Both Voyager spacecrafts are constantly measuring solar wind as it fades away. One day soon they WILL find the place where the Sun’s last physical trace finally runs out.

Nube de Oort

And that cloud of snow balls is called the Oort cloud [which] extends out to 50,000 astronomical units. (…) This is the full extent of the Sun’s empire. The lightest gravitational touch, which retains a cloud of ice, enclosing the Sun in a colossal sphere.
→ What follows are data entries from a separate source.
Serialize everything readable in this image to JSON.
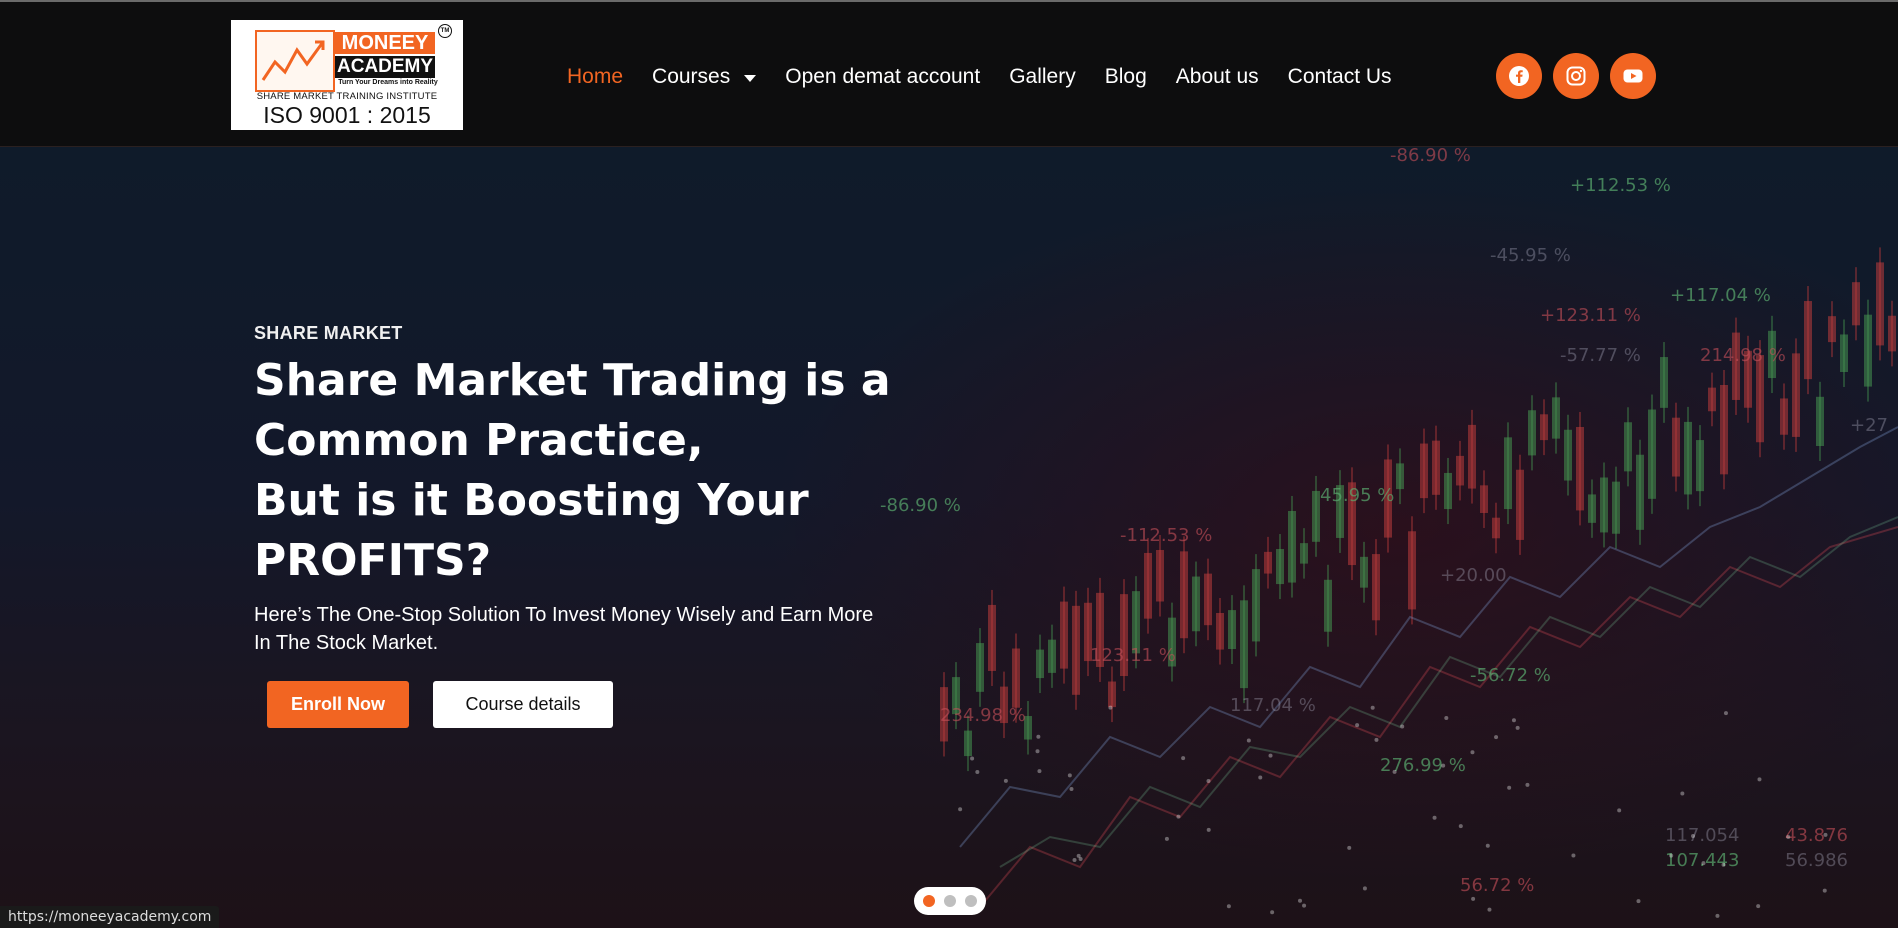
{
  "logo": {
    "name_line1": "MONEEY",
    "name_line2": "ACADEMY",
    "tagline": "Turn Your Dreams into Reality",
    "trademark": "TM",
    "institute": "SHARE MARKET TRAINING INSTITUTE",
    "iso": "ISO 9001 : 2015"
  },
  "nav": {
    "items": [
      {
        "label": "Home",
        "active": true
      },
      {
        "label": "Courses",
        "has_dropdown": true
      },
      {
        "label": "Open demat account"
      },
      {
        "label": "Gallery"
      },
      {
        "label": "Blog"
      },
      {
        "label": "About us"
      },
      {
        "label": "Contact Us"
      }
    ]
  },
  "social": [
    {
      "icon": "facebook-icon"
    },
    {
      "icon": "instagram-icon"
    },
    {
      "icon": "youtube-icon"
    }
  ],
  "hero": {
    "kicker": "SHARE MARKET",
    "headline_lines": [
      "Share Market Trading is a",
      "Common Practice,",
      "But is it Boosting Your",
      "PROFITS?"
    ],
    "subtext": "Here’s The One-Stop Solution To Invest Money Wisely and Earn More In The Stock Market.",
    "primary_button": "Enroll Now",
    "secondary_button": "Course details",
    "slides": {
      "count": 3,
      "active": 0
    },
    "background_labels": [
      "-86.90 %",
      "+112.53 %",
      "-45.95 %",
      "+123.11 %",
      "+117.04 %",
      "-57.77 %",
      "214.98 %",
      "-86.90 %",
      "+27",
      "-112.53 %",
      "45.95 %",
      "+20.00",
      "123.11 %",
      "-56.72 %",
      "117.04 %",
      "234.98 %",
      "276.99 %",
      "117.054",
      "43.876",
      "107.443",
      "56.986",
      "56.72 %"
    ]
  },
  "status_url": "https://moneeyacademy.com",
  "colors": {
    "accent": "#f26522",
    "header_bg": "#0d0d0e",
    "text": "#ffffff"
  }
}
Beyond the Oort cloud, there is nothing.

Diagrama Hertzprung-Russell

The next thing you notice is that [stars] are actually coloured. (...) Astronomers have gazed upon a galaxy full of stars, at all stages of their lives. (…) They’ve meticulously charted the nearest 10,000 of them, and then arranged each according to its colour and brightness. What emerges is one of the most powerful and elegant tools in the whole of astronomy. The Hertzprung-Russell diagram.


This diagram allows astronomers to predict the history and evolution of stars, and in particular the future life of our sun. (…)

Final del sol

Eventually, the fuel will run out, and its core will collapse. Then something remarkable will happen. The sun’s outer layers will expand, and its colour will shift. Mercury will be little more than a memory as it is engulfed by the expanding red Sun. (…) our own planet’s prospects are dim. (...) For a few brief instants it will be 2000 times as bright as it is now, but that won’t last for long, eventually it will shed its outer layers and all that will be left will be its cooling core, a faint cinder that will glow, well... pretty much until the end of time.